Una prima distinzione generale può essere fatta tra 2 tipi di lenti:
- morbide;
- semirigide o gas permeabili.
Lenti Morbide
Le lenti a contatto morbide sono anche chiamate "idrofile", in quanto composte in gran parte da acqua, e si adattano al meglio alle caratteristiche naturali dell'occhio. Garantiscono, infatti, la corretta ossigenazione e la giusta idratazione.
Sono le più confortevoli per l'occhio, ma possono essere causa di fenomeni di intolleranza, a causa della loro superficie che, più facilmente rispetto ad altri tipi di lenti, assorbe, alla stessa maniera di una spugna, le sostanze estranee che vi si depositano. Per questo motivo, è fondamentale un'adeguata manutenzione ed un ricambio frequente, fattore che ha portato alla grande diffusione di lenti a contatto morbide "usa e getta" di tipo giornaliero, settimanale, quindicinale e mensile.

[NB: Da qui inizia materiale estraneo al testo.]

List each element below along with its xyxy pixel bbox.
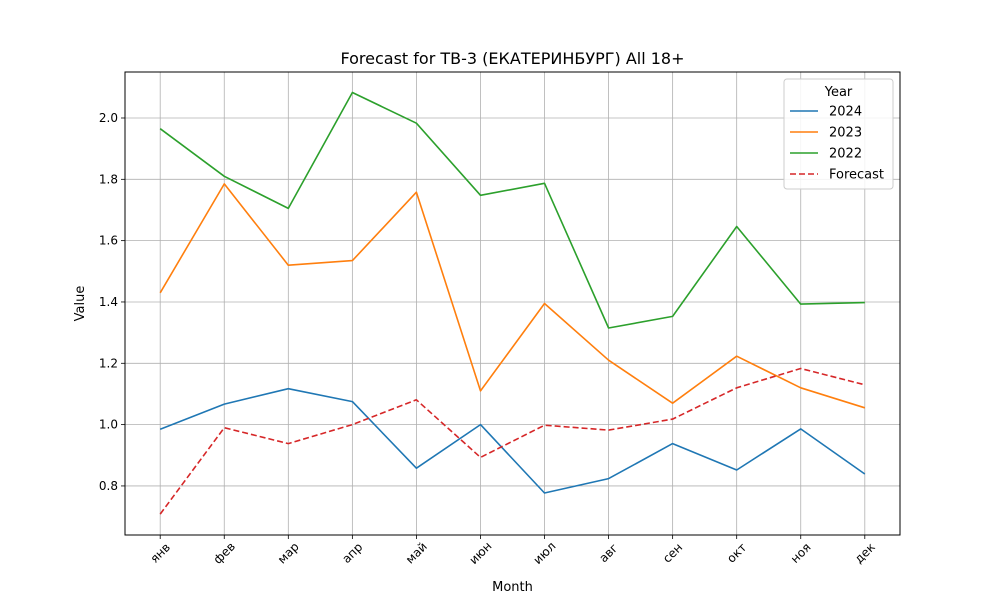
x-tick-label: авг xyxy=(596,541,621,566)
series-line-2022 xyxy=(159,91,865,329)
y-tick-label: 1.6 xyxy=(99,234,118,248)
y-tick-label: 1.2 xyxy=(99,356,118,370)
x-tick-label: янв xyxy=(147,540,173,566)
series-line-2023 xyxy=(159,183,866,409)
legend-label-2022: 2022 xyxy=(829,147,862,162)
series-line-forecast xyxy=(159,367,865,515)
x-tick-label: ноя xyxy=(788,540,814,566)
x-tick-label: дек xyxy=(852,540,878,566)
x-axis-ticks: янв фев мар апр май июн июл авг сен окт ноя дек xyxy=(147,535,878,567)
x-tick-label: июн xyxy=(466,539,494,567)
x-tick-label: сен xyxy=(660,540,685,565)
x-tick-label: мар xyxy=(275,540,302,567)
y-tick-label: 1.4 xyxy=(99,295,118,309)
y-tick-label: 2.0 xyxy=(99,111,118,125)
x-tick-label: апр xyxy=(339,540,365,566)
y-tick-label: 0.8 xyxy=(99,479,118,493)
legend-title: Year xyxy=(824,85,853,100)
legend-frame xyxy=(783,78,894,190)
x-tick-label: фев xyxy=(211,539,238,566)
legend-label-2024: 2024 xyxy=(829,105,862,120)
y-axis-label: Value xyxy=(73,286,88,322)
x-tick-label: окт xyxy=(724,540,749,565)
y-axis-ticks: 0.8 1.0 1.2 1.4 1.6 1.8 2.0 xyxy=(99,111,125,493)
chart-title: Forecast for ТВ-3 (ЕКАТЕРИНБУРГ) All 18+ xyxy=(341,49,685,68)
x-axis-label: Month xyxy=(492,580,533,595)
legend: Year 2024 2023 2022 Forecast xyxy=(783,78,894,190)
series-lines xyxy=(159,91,866,515)
plot-frame xyxy=(124,71,901,536)
legend-label-2023: 2023 xyxy=(829,126,862,141)
y-tick-label: 1.0 xyxy=(99,418,118,432)
y-tick-label: 1.8 xyxy=(99,172,118,186)
legend-label-forecast: Forecast xyxy=(829,168,884,183)
series-line-2024 xyxy=(159,387,866,494)
x-tick-label: май xyxy=(403,539,430,566)
x-tick-label: июл xyxy=(531,539,559,567)
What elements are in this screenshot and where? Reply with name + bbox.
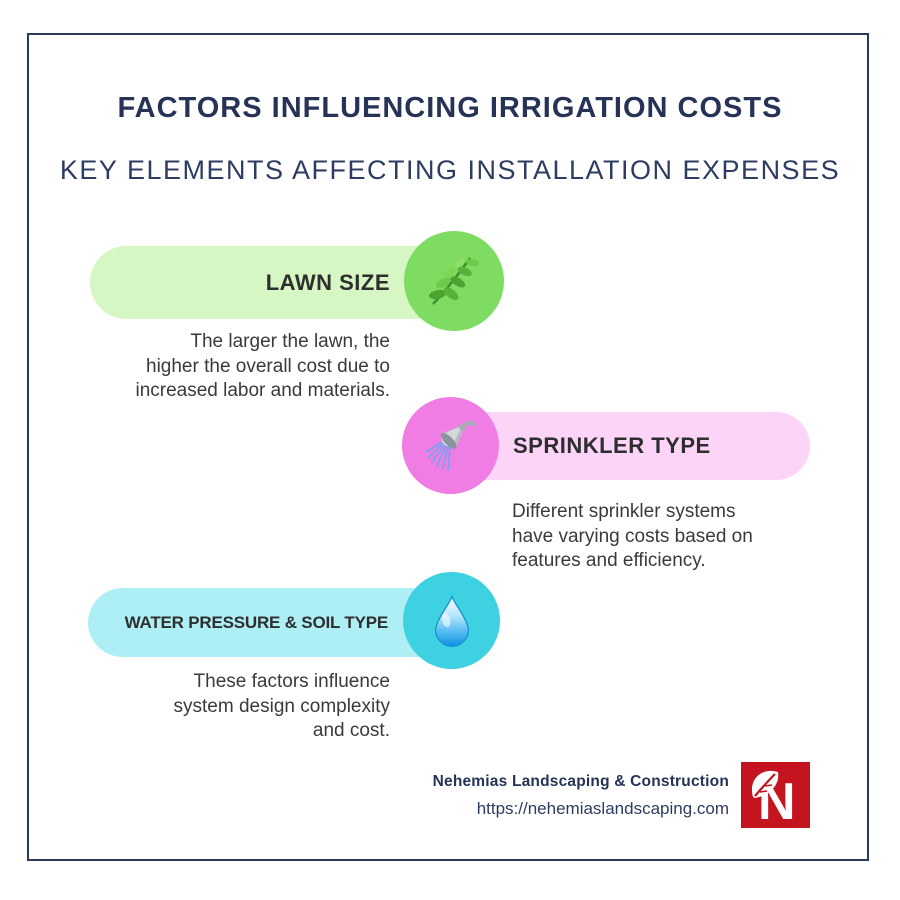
- factor-circle-lawn-size: [404, 231, 504, 331]
- description-line: and cost.: [312, 720, 390, 741]
- leaf-branch-icon: [428, 257, 480, 305]
- description-line: features and efficiency.: [512, 550, 706, 571]
- factor-label-sprinkler-type: SPRINKLER TYPE: [513, 433, 711, 458]
- description-line: have varying costs based on: [512, 525, 753, 547]
- brand-name: Nehemias Landscaping & Construction: [432, 773, 729, 790]
- page-title: FACTORS INFLUENCING IRRIGATION COSTS: [117, 92, 783, 124]
- description-line: These factors influence: [193, 671, 390, 692]
- description-line: The larger the lawn, the: [190, 331, 390, 352]
- factor-pill-sprinkler-type: [448, 412, 810, 480]
- description-line: increased labor and materials.: [135, 380, 390, 401]
- factor-circle-water-pressure: [403, 572, 500, 669]
- factor-label-water-pressure: WATER PRESSURE & SOIL TYPE: [124, 612, 389, 632]
- description-line: Different sprinkler systems: [512, 501, 736, 522]
- factor-pill-water-pressure: [88, 588, 465, 657]
- website-url: https://nehemiaslandscaping.com: [476, 799, 729, 818]
- water-drop-icon: [434, 593, 469, 647]
- factor-description-water-pressure: These factors influence system design co…: [90, 670, 390, 744]
- description-line: system design complexity: [173, 695, 390, 717]
- factor-circle-sprinkler-type: [402, 397, 499, 494]
- brand-logo-icon: N: [741, 762, 810, 831]
- page-subtitle: KEY ELEMENTS AFFECTING INSTALLATION EXPE…: [59, 155, 841, 185]
- factor-label-lawn-size: LAWN SIZE: [265, 269, 390, 295]
- factor-description-sprinkler-type: Different sprinkler systems have varying…: [512, 500, 812, 574]
- brand-logo: N: [741, 762, 810, 831]
- description-line: higher the overall cost due to: [146, 355, 390, 377]
- factor-description-lawn-size: The larger the lawn, the higher the over…: [90, 330, 390, 404]
- sprinkler-icon: [425, 420, 476, 470]
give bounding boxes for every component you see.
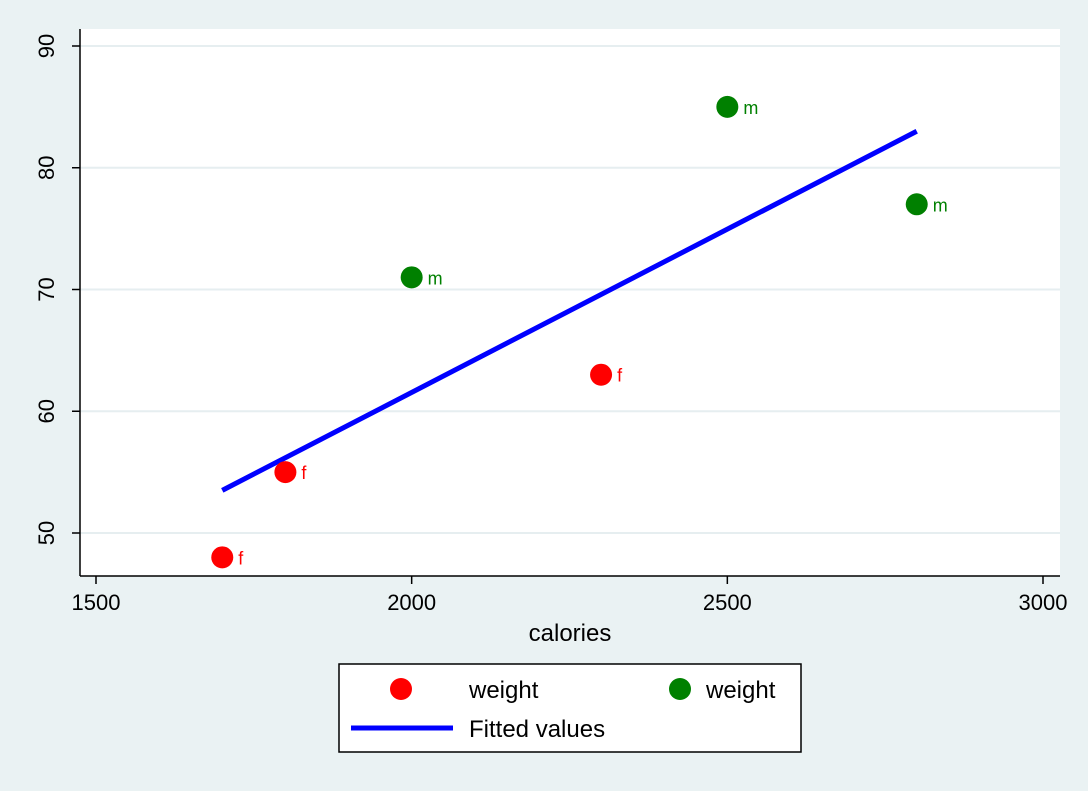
fitted-line-layer (221, 129, 918, 493)
data-point (716, 95, 739, 118)
point-label: f (301, 463, 307, 483)
data-point (590, 363, 613, 386)
point-label: m (743, 98, 758, 118)
point-label: f (238, 548, 244, 568)
point-label: m (428, 268, 443, 288)
point-label: m (933, 195, 948, 215)
x-tick-label: 2500 (703, 590, 752, 615)
x-tick-label: 3000 (1019, 590, 1068, 615)
data-point (400, 266, 423, 289)
data-point (211, 546, 234, 569)
legend-label: weight (468, 677, 539, 704)
legend: weight weight Fitted values (338, 663, 802, 753)
data-point (905, 193, 928, 216)
x-tick-label: 1500 (72, 590, 121, 615)
y-tick-label: 70 (34, 277, 59, 301)
legend-box (338, 663, 802, 753)
data-point (274, 461, 297, 484)
point-label: f (617, 366, 623, 386)
plot-area (80, 29, 1060, 576)
legend-marker (669, 678, 691, 700)
legend-label: Fitted values (469, 716, 605, 743)
legend-marker (390, 678, 412, 700)
points-layer: f f f m m m (211, 95, 948, 569)
y-tick-label: 60 (34, 399, 59, 423)
y-tick-label: 90 (34, 34, 59, 58)
gridlines (80, 45, 1060, 534)
y-tick-label: 80 (34, 156, 59, 180)
x-tick-label: 2000 (387, 590, 436, 615)
y-tick-label: 50 (34, 521, 59, 545)
x-axis-title: calories (529, 620, 612, 647)
legend-label: weight (705, 677, 776, 704)
fitted-line (221, 129, 918, 493)
axes: 50 60 70 80 90 1500 2000 2500 3000 (34, 29, 1067, 615)
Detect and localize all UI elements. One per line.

Con queste lenti a durata limitata, grazie al continuo ricambio, i rischi di infezione si riducono notevolmente. Le più richieste sono quelle giornaliere, in quanto eliminano totalmente la necessità di manutenzione ed i problemi legati alle sopracitate infezioni, causate dal deposito di sostanze estranee sulla lente stessa. Sono adatte a tutti e il raggio di curvatura è adattabile alla maggior parte delle cornee, garantendo una buona ossigenazione dell'occhio e un comfort superiore rispetto ad altre tipologie.
Lenti Semirigide
Le lenti a contatto semirigide o "gas permeabili" sono leggermente più flessibili rispetto a quelle rigide, e ne rappresentano l'evoluzione, avendole in pratica soppiantate. La loro struttura è molto simile alle rigide, ma permette una migliore diffusione dell'ossigeno all’interno della cornea. Sono, tuttavia, meno tollerate rispetto alla tipologia di lenti morbide, e devono essere usate, in fase iniziale, gradualmente, in modo da permettere all'occhio di abituarvisi. Dal punto di vista igienico, invece, sono preferibili alle morbide, perché non assorbono le sostanze estranee che si depositano sopra di esse.
Sono consigliate se si soffre di scarsa lacrimazione dell'occhio e nei casi in cui la curvatura della cornea non è regolare (come nei casi di astigmatismo di grado elevato e di cheratocono).